Loss functions - what to use and when?


Should I use different loss functions for things like object counting using linear regression compared to let’s say imagenet object categorization or approximating some random mathematical functions using linear regression?

Or is MSE just good enough for everything?

If not, what are the benefits, and which loss functions should I use in which situations?

Thanks in advance for all you helpful people! :slight_smile:

… continuing.

So Cross-Entropy is to be used in classification problems. And MSE (and alike) in regression problems.

But what I’m still unsure has the use of log loss vs MSE for regression problems. L1 loss, L2, loss? When one should use each for a regression problem or is MSE just all good?

logloss is just for classification problems. It’s the same thing as cross-entropy depending on what source you’re looking at. L1 and L2 loss just mean that there is a penalty applied for the size of the parameters in your model. This happens automatically with fastai library if you specify weight decay.
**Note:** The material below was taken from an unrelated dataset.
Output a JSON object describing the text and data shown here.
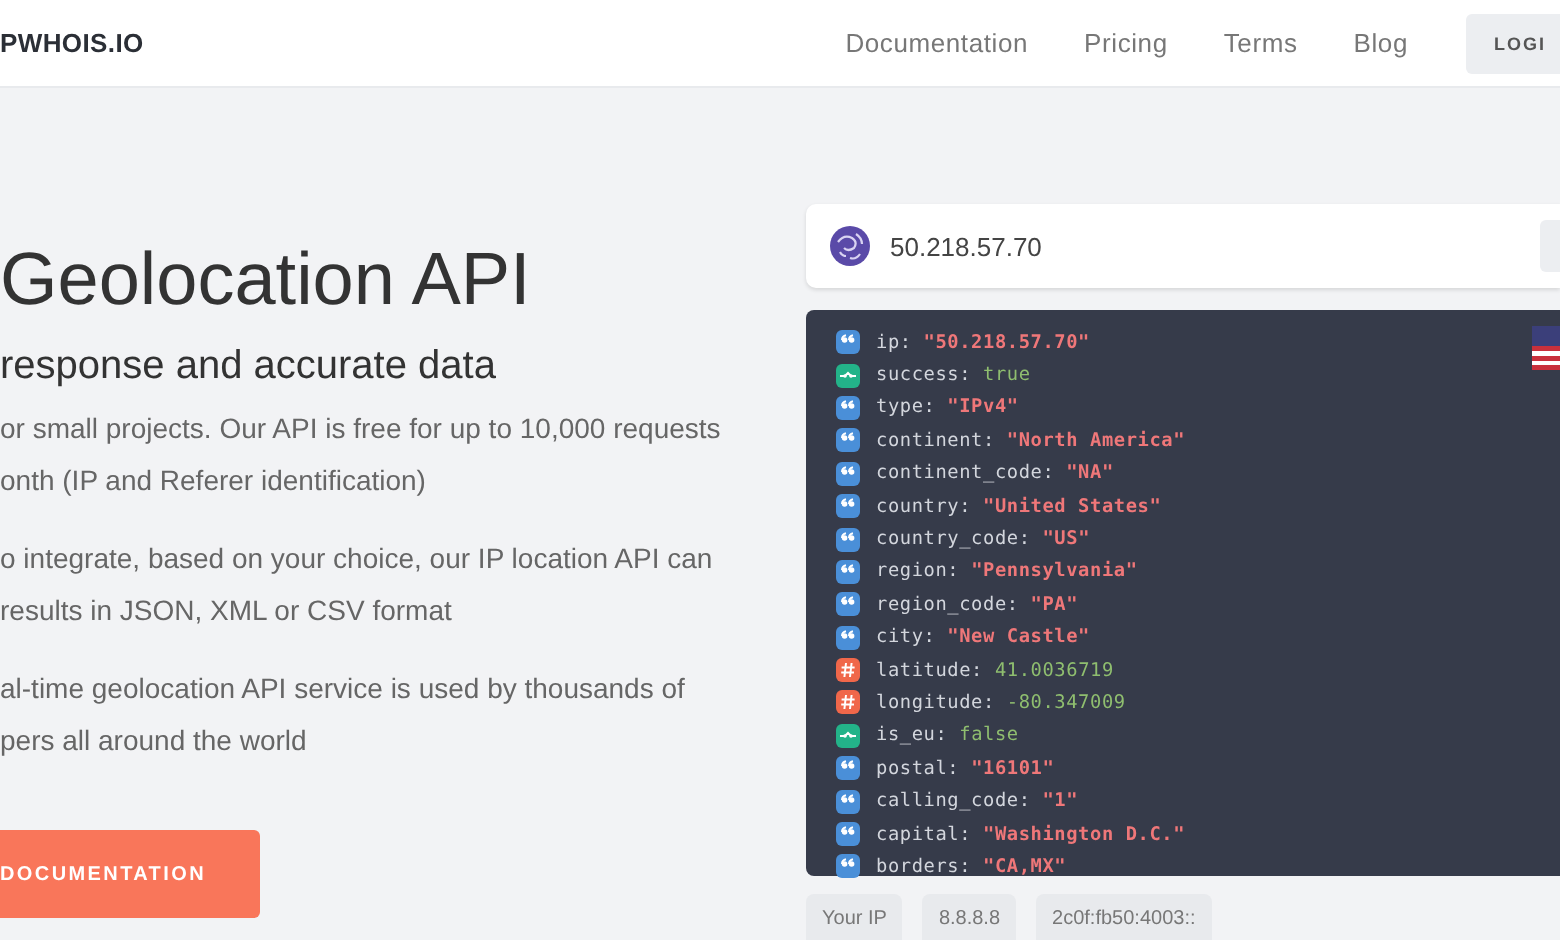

MSE is not good for all regression problems. MSE is most appropriate for normally distributed response variables. if your response variable is skewed, you should think about how much you want to penalize under-predicting vs over-predicting. MSE will penalize the same, but other loss functions will not. It’s a tricky question because ultimately it depends on the purpose of your study.

1 Like

Thanks for this helpful response Patrick. If one wanted to penalize the model more if it overpredicts, what would you recommend as a loss function?

1 Like

Hi cinbez.

You would want to look at quantile regression loss functions for that type of problem.